そして彼は口を開く。猿轡を噛ませることはしなかった。私は少し、言葉を交わすことにした。見下しているんじゃない。ただ、知るべきだと思ったから。父上に怒られてしまうな。
「お前がいなけりゃ、兄さんは死ななかった」
「私が死ぬ理由にはならない」
「依頼主の言葉に従わなければ結局は殺される」
「そう。私が死ぬ理由にはならない」
私は死にゆく少年に、罵倒をする権利はない。だから受け止める。ただ優しい言葉を返すのではないけれど。
「私が死ぬ時は、我が君主の盾となる時」
「いけすかない男だ」
「結構」
男じゃないとわざわざ知らせようとは思わない。私は牢のある部屋から出ようと思った。椅子から立ち上がると、力のない目で見返された。
「生きているだけで罪のくせに」
「弁えなさい、罪人よ」
そう思う人もいるでしょう、そう信じる人もいるでしょう。でも、今はあなたそのものが罪人なのに。
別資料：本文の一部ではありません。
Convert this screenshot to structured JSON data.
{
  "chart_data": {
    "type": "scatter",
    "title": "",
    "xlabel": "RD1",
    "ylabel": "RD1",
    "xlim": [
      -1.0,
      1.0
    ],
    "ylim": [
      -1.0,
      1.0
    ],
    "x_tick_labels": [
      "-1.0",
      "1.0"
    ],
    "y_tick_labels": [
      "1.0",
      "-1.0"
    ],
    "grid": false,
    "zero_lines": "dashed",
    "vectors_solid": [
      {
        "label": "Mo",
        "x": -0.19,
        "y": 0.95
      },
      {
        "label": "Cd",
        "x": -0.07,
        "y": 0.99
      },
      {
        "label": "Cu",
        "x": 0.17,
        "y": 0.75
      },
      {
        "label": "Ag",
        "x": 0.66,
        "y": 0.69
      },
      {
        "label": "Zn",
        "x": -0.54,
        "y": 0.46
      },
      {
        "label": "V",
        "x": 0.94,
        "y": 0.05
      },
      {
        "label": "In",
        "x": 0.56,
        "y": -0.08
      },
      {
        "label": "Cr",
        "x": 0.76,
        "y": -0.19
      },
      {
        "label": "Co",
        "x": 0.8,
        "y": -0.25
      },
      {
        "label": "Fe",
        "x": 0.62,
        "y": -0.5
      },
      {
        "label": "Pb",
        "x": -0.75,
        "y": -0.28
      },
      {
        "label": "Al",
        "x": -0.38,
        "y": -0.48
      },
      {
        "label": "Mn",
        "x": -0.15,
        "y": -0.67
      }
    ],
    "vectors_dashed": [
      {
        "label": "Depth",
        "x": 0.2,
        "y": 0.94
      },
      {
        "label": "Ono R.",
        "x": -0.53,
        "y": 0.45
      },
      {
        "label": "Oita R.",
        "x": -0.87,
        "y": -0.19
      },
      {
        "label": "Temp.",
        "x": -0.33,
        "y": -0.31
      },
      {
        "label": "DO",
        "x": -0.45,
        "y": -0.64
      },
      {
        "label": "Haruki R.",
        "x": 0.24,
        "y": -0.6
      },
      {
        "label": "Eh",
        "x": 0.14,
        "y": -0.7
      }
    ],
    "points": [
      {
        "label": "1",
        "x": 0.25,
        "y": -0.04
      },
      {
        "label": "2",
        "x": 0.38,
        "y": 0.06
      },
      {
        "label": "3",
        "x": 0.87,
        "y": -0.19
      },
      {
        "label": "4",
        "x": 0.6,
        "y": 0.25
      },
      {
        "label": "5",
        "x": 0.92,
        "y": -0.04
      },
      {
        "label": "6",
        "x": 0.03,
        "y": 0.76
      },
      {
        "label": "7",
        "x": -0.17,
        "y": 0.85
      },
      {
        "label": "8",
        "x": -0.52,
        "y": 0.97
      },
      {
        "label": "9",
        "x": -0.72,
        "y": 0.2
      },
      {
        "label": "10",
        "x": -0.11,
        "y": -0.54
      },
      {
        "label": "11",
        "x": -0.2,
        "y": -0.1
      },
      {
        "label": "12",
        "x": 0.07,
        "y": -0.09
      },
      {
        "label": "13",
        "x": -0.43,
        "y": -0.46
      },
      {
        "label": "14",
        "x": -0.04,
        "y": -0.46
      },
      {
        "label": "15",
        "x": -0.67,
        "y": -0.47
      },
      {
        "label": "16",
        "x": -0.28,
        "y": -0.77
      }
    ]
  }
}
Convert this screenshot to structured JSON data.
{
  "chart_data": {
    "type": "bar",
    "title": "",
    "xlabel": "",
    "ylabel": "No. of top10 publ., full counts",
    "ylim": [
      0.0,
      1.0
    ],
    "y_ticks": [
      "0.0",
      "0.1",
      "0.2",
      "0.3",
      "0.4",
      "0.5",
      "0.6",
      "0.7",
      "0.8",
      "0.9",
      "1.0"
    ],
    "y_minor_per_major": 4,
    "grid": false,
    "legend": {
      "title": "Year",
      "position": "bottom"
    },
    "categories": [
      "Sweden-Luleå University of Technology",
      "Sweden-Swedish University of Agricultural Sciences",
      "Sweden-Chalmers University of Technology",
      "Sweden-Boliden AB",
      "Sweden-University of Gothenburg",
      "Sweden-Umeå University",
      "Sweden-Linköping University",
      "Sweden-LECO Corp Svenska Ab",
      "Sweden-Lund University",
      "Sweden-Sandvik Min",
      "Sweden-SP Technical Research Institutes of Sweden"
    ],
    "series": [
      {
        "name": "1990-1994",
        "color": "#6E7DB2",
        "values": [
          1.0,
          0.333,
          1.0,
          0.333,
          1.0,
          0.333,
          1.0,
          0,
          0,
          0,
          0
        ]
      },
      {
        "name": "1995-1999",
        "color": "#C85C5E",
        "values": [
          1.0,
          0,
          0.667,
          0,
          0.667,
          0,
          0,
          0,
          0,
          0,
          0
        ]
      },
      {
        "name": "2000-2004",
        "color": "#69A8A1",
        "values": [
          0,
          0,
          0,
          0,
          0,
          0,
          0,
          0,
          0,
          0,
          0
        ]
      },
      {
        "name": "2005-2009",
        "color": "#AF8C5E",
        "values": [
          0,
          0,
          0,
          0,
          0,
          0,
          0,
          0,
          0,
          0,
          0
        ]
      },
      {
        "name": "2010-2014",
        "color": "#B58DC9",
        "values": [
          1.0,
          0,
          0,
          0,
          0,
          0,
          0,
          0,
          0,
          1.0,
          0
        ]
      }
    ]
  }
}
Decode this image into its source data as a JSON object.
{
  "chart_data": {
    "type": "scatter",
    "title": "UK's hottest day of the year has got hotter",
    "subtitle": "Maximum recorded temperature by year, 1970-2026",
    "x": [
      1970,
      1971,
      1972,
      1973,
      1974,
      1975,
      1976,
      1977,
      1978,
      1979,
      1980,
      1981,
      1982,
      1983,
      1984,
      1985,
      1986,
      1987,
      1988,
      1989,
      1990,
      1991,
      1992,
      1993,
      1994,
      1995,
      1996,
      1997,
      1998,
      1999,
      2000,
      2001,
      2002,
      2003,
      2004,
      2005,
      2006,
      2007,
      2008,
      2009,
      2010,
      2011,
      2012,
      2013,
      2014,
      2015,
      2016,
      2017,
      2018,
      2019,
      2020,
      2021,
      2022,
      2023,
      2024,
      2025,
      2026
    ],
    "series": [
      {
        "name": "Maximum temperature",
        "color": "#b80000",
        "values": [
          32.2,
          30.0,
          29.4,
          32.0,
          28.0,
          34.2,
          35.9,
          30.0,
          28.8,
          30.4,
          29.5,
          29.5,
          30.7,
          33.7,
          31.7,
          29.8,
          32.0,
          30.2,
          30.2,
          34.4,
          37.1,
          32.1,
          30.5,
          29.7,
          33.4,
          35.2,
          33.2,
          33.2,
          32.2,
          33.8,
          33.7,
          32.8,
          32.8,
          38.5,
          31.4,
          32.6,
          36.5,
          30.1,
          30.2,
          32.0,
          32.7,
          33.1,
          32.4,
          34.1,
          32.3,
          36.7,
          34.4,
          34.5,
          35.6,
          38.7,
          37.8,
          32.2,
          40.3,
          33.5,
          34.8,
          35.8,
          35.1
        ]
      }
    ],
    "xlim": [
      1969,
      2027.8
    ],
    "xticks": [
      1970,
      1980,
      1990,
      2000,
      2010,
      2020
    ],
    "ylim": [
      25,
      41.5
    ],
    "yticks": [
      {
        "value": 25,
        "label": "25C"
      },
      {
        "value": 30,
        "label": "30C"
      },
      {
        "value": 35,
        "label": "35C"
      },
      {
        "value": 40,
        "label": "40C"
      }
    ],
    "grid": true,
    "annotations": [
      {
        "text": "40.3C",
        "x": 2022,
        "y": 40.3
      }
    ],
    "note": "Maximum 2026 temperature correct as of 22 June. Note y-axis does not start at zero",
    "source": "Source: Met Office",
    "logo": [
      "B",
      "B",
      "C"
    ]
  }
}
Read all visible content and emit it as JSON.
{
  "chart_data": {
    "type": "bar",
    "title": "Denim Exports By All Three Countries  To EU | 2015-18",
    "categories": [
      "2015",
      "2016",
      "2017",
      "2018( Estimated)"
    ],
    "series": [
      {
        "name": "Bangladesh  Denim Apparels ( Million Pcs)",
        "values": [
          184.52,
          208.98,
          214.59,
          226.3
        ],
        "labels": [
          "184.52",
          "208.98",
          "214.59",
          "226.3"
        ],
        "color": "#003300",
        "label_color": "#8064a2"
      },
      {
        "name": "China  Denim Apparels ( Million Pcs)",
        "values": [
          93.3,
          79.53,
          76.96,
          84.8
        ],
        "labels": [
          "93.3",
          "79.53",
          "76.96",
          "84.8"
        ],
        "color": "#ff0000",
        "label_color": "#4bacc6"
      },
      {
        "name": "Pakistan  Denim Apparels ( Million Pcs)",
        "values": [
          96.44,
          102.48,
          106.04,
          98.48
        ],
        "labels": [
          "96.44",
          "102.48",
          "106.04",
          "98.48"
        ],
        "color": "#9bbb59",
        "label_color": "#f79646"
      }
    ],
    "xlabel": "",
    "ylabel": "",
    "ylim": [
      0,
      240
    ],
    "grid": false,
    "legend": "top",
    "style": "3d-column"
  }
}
私は翌日、親しい執事に暗殺者の少年を処刑したことが伝えられた。拷問はしないし、尋問も形式的なものだったけれど、彼は依頼主のことを吐いたという。
私は彼なりの「弁え方」を受け止めて、非道な依頼主については国の名の元に然るべき償いがあるように取り計らった。
ただ平和に生きていられるのならば、それでよかった。でも、私には叶わない。
平穏の中生きることが出来るのなら、エルトの知らない冷徹な貴族ではなく、エルトの知っている変人の貴族ぐらいでいられるだろうか。